In real circumstances, the browser is responsible for raising the lost then restore event when the context has been restored and the app can recreate the webgl objects. Maybe sometimes you have to refresh explicitely the page because the browser can’t restore the context for some reason…
ok, I have some ideas for additional testing, I will close this again for now 
Testing this in alpha.36, I find that some gltfs fail to reappear after context restore. In this example the boom box comes back but the grassy river scene does not: https://playground.babylonjs.com/#WGZLGJ#3432
Also I still get things like Error: Unable to create vertex buffer, Error: Unable to create uniform buffer occasionally when simulating context lost, and then the restore does not bring anything back. Seems to be related to timing of loading models, this playground produces it pretty reliably for me https://playground.babylonjs.com/#WGZLGJ#3433 .

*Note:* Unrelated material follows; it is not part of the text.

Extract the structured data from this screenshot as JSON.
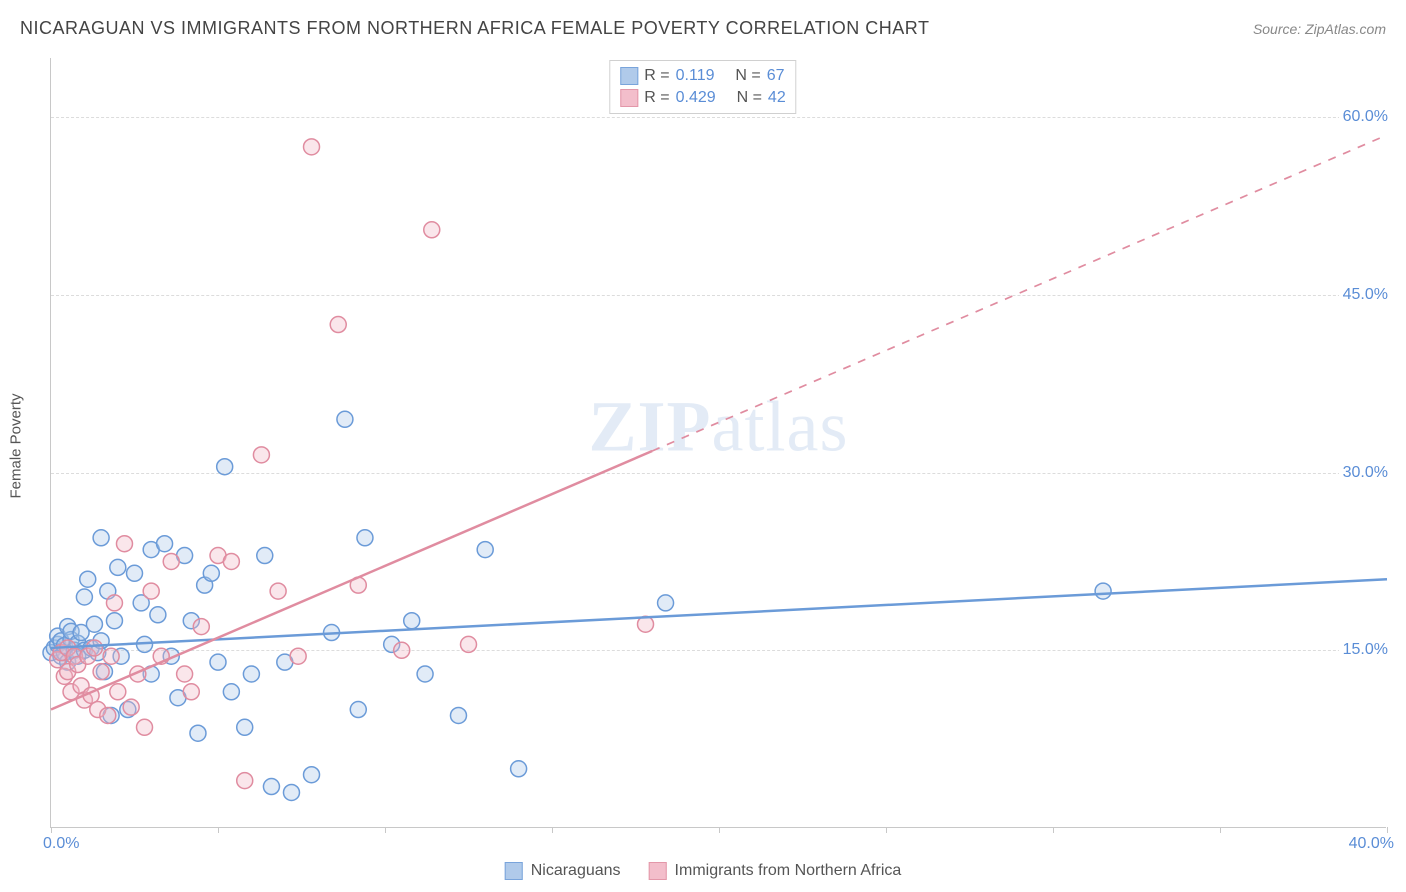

The first one may be related to using the mesh_opt extension, as there is this warning in the console “Warning: meshopt_decoder is using experimental SIMD support”.
Regarding the second one, there are some limits to restoring everything automatically: if the context lost occurs during a load operation, we are probably in an unstable state and the restoration won’t/can’t work.
Yeah that does seem to be related, reverting to an unoptimized version of one of the models this is giving me trouble with does fix it. However, not all optimized models fail. Here’s one that restores: https://playground.babylonjs.com/#WGZLGJ#3440
Ok, the difference is that you use .ktx2 textures in the file that does not work and this format is not handled (yet) by the context restore code.
This PR will fix the problem:
In the end I concluded that all instanced where the context was lost in practice it was an unrecoverable situation because there was no webglcontextrestored event fired from webgl itself. So nothing Babylon could do about that.
And now we wait for better web tech like WebGPU!